Sanity Check: for j=2, p = 1, which is true as the year will definitely be record high or low.

I found a solution on the internet, which takes a different approach.

The random variables $X_{1}, X_{2}, \ldots, X_{j}$ can be ordered based on the values. From all such orderings, only two are of interest (record high or low). So,

$p_{j} = \frac{2*(j-1)!}{j!} = \frac{2}{j}$.

Sanity Check: for j=2, p = 1.

Why is there a discrepancy in both approaches? What am I doing wrong?

1

There are 1 best solutions below

0
On

Based on the hint by @lulu in the comments, here is the answer.

Consider one of the terms in the expression for $p_{j}$, from my approach (by symmetry, both the terms will be equal).

$P(X_{3} < X_{1}, X_{3} < X_{2}) = P(X_{3}<X_{1} | X_{3}<X_{2})P(X_{3}<X_{2})$

The mistake in my approach is assuming conditional independence in the above expression and arriving at the wrong expression.

$P(X_{3} < X_{1}, X_{3} < X_{2}) = P(X_{3}<X_{1} | X_{3}<X_{2}) * \frac{1}{2}$

$P(X_{3} < X_{1}, X_{3} < X_{2}) = \left[ P(X_{3}<X_{1}|X_{3}<X_{2}, X_{2}<X_{1})*P(X_{2}<X_{1}|X_{3}<X_{2}) + P(X_{3}<X_{1}|X_{3}<X_{2}, X_{1}<X_{2}*P(X_{1}<X_{2}|X_{3}<X_{2})) \right]*\frac{1}{2}$

$P(X_{3} < X_{1}, X_{3} < X_{2}) = \frac{1}{2}* \left[ 1*\frac{1}{2} + \frac{1}{3}*\frac{1}{2} \right] = \frac{1}{3}$.

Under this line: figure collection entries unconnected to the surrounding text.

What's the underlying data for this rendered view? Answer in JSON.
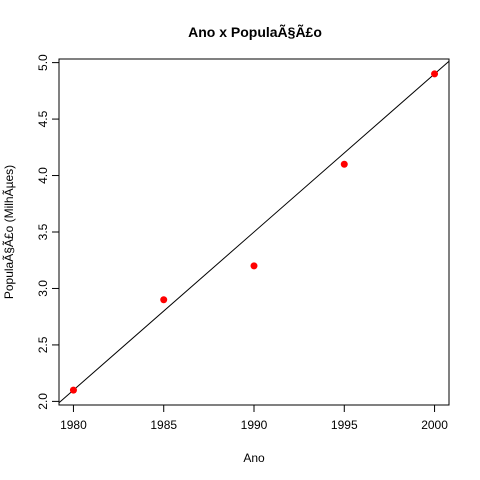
{
  "chart_data": {
    "type": "scatter",
    "title": "Ano x PopulaÃ§Ã£o",
    "xlabel": "Ano",
    "ylabel": "PopulaÃ§Ã£o (MilhÃµes)",
    "x": [
      1980,
      1985,
      1990,
      1995,
      2000
    ],
    "y": [
      2.1,
      2.9,
      3.2,
      4.1,
      4.9
    ],
    "xlim": [
      1979.2,
      2000.8
    ],
    "ylim": [
      1.968,
      5.032
    ],
    "x_ticks": [
      1980,
      1985,
      1990,
      1995,
      2000
    ],
    "x_tick_labels": [
      "1980",
      "1985",
      "1990",
      "1995",
      "2000"
    ],
    "y_ticks": [
      2.0,
      2.5,
      3.0,
      3.5,
      4.0,
      4.5,
      5.0
    ],
    "y_tick_labels": [
      "2.0",
      "2.5",
      "3.0",
      "3.5",
      "4.0",
      "4.5",
      "5.0"
    ],
    "fit_line": {
      "slope": 0.14,
      "intercept": -275.1
    },
    "point_color": "#ff0000",
    "line_color": "#000000",
    "grid": false
  }
}
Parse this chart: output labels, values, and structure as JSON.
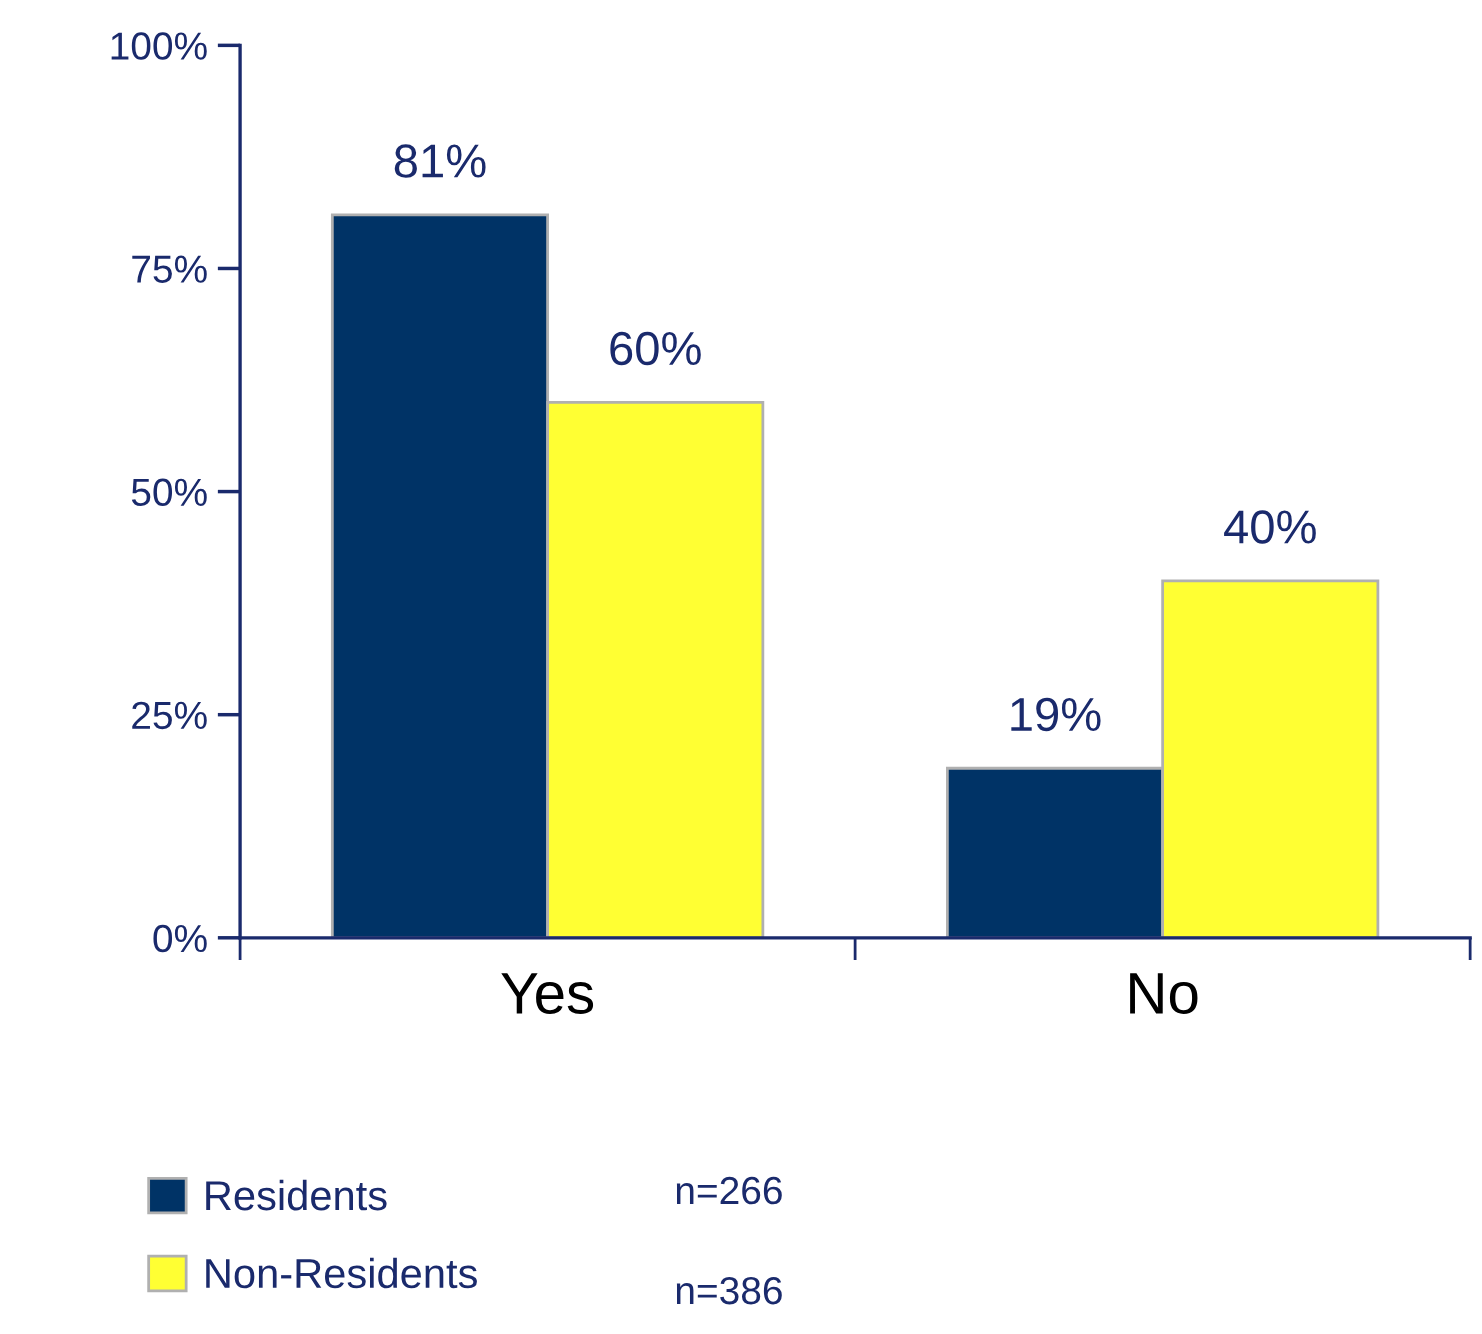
{
  "chart_data": {
    "type": "bar",
    "categories": [
      "Yes",
      "No"
    ],
    "series": [
      {
        "name": "Residents",
        "color": "#003366",
        "values": [
          81,
          19
        ],
        "value_labels": [
          "81%",
          "19%"
        ]
      },
      {
        "name": "Non-Residents",
        "color": "#ffff33",
        "values": [
          60,
          40
        ],
        "value_labels": [
          "60%",
          "40%"
        ]
      }
    ],
    "ylim": [
      0,
      100
    ],
    "yticks": [
      {
        "value": 0,
        "label": "0%"
      },
      {
        "value": 25,
        "label": "25%"
      },
      {
        "value": 50,
        "label": "50%"
      },
      {
        "value": 75,
        "label": "75%"
      },
      {
        "value": 100,
        "label": "100%"
      }
    ],
    "grid": false,
    "legend": "bottom left",
    "annotations": [
      "n=266",
      "n=386"
    ]
  }
}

The conditional probabilities in the above expressions can be computed using symmetry arguments, which intuitively would be based on the orderings of three arbitrary numbers. I guess it's much easier and intuitive to think about this problem directly in terms of permutations of random variables.